Our study has certain limitations as well. One of the important drawbacks of this technique is the limited field of view (<45°) when using the 20D lens, unlike the RetCam which provides a wide 130° field. This can cause difficulty in distinguishing the zones from a single static image. Using higher plus power lenses like 40 or 60D lens can increase the field up to 90°.[14] A superior option would be to use montage software programs for automated construction of mosaic photographs from multiple individual images as has been reported by Patel et al.[19] In their study, ROP experts interpreted individual fundus photographs and mosaic photographs of wide-angle retinal images and found that mosaic photographs were more accurate in image based diagnosis of clinically significant ROP. This is because mosaic photographs not only provides high resolution wide field images but also allows a continuous view with improved visualization of the ridge and vascular changes.

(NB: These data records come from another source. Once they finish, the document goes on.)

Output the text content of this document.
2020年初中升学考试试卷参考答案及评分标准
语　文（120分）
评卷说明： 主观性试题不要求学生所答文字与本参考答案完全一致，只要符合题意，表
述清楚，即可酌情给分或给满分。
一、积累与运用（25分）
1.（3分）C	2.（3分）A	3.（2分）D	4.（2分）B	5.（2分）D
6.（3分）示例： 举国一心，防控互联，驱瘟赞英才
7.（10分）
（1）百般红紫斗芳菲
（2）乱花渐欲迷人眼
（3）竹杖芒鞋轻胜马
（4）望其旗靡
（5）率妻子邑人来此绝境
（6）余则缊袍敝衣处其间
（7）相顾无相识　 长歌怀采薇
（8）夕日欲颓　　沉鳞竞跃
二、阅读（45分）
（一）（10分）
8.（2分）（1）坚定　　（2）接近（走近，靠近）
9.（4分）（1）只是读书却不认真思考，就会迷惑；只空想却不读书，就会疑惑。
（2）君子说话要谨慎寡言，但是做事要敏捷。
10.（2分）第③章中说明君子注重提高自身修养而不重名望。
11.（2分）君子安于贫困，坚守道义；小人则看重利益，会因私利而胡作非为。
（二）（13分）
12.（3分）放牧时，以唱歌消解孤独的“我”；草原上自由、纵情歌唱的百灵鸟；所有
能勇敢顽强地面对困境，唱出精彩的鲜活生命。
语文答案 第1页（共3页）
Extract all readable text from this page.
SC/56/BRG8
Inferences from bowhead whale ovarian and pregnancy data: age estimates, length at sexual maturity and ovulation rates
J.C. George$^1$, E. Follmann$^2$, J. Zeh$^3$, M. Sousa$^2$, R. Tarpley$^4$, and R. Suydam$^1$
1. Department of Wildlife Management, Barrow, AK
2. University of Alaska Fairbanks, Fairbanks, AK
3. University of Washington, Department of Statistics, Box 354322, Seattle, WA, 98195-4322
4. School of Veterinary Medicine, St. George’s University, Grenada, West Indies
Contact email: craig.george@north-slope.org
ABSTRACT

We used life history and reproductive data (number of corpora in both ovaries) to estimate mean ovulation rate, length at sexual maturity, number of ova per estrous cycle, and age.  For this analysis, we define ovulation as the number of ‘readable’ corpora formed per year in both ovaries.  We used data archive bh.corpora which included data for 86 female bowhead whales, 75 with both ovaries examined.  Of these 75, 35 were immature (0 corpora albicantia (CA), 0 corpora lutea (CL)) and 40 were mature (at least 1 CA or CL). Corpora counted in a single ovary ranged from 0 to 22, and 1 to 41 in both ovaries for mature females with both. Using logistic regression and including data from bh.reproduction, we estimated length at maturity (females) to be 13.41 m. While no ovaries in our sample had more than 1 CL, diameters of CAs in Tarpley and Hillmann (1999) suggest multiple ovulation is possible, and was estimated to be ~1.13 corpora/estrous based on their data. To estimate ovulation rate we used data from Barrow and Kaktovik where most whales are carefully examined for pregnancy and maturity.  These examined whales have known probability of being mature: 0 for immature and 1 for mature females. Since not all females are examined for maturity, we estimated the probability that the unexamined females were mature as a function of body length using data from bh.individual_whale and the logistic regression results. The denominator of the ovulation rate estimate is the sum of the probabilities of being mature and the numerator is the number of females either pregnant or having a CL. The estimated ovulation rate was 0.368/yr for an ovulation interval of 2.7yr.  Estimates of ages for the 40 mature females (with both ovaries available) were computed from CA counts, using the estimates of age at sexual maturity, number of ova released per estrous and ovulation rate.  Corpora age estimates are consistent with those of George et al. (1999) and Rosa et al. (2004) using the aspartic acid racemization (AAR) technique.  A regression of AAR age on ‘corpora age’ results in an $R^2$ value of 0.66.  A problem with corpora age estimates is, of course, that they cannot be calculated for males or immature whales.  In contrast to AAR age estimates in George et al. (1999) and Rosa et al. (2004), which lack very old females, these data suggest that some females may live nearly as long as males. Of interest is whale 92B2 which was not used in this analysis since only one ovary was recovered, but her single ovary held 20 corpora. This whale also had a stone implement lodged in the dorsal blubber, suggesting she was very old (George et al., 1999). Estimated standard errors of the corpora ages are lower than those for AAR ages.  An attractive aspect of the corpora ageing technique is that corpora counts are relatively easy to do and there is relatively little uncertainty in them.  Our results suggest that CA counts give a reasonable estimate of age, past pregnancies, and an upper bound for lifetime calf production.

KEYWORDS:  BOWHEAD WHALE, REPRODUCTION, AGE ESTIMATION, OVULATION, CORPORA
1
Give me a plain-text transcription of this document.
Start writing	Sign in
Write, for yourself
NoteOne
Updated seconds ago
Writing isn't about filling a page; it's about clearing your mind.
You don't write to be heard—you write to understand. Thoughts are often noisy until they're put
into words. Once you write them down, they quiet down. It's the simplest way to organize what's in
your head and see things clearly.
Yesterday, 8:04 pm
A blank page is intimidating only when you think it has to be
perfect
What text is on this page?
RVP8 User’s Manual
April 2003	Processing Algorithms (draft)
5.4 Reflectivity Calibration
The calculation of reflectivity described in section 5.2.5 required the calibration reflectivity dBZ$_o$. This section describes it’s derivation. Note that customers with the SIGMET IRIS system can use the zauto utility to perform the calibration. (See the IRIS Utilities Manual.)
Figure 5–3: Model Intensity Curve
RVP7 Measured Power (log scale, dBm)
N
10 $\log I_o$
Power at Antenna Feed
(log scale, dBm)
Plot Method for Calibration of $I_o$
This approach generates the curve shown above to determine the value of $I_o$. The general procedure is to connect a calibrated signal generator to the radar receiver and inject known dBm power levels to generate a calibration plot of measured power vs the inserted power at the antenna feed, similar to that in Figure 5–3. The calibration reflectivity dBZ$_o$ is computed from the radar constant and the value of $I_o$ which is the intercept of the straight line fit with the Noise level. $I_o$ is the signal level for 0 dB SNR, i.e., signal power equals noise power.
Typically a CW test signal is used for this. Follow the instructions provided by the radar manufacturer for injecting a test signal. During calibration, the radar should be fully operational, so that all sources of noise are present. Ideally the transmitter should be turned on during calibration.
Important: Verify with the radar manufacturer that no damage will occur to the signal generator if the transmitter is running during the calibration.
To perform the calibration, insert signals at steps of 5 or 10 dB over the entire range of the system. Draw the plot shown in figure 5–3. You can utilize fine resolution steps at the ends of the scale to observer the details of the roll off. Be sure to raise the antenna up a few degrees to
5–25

In a novel study by Kim TN et al., software intelligence and automation-assisted smartphone based retinal imaging produced high quality 100° photomontages from 5 overlapping images in under one minute fully on-phone revealing various retinal abnormalities.[20] It was validated against clinical examination in diabetic retinopathy screening and found to have a sensitivity of 93.3% and specificity of 56.8%. More studies are needed to know if such automation techniques can enhance smartphone based imaging in ROP. Another deficiency of our study is the lack of objective grading of the quality of images by masked observers and validating it against the gold standard of BIO. The technique was more challenging in eyes with poor mydriasis, hazy media and in older babies due to the more active movements by the baby and these factors accounted for the difficulty in obtaining good images in 9 of our babies with ROP. Better case selection and availability of smartphones/apps with option of small pupil imaging can help to overcome these difficulties.

Smartphones have been successfully used as a diagnostic interface in teleophthalmology for ROP wherein retinal images taken using RetCam Shuttle at remote locations are transmitted electronically and viewed on smartphone using viewer software by experts.[21,22] Though telemedicine has tremendously improved the screening and management of ROP, it involves a significant initial investment to implement the telemedicine system (RetCam costs USD 83,500/- whereas MII RetCam device costs USD 380/-).[4,23] The availability of easily accessible and good quality imaging using smartphone offers a low cost substitute for RetCam imaging, adding another dimension to telescreening for ROP.

Conclusion

MSFI is a potential alternate imaging tool enabling objective documentation and monitoring of ROP in low resource settings. Creation of an image data base is useful for academic and research purposes. Prospective, double blinded study with a larger sample size and with comparison to RetCam will help to assess the sensitivity and specificity of this imaging modality. Improvements in software and automation techniques have the potential to widen its utility as a teleROP screening tool in future.

Financial support and sponsorship

Nil.

Conflicts of interest

One of the co-authors (Dr Ashish Sharma) has financial/proprietary interest in MII RetCam.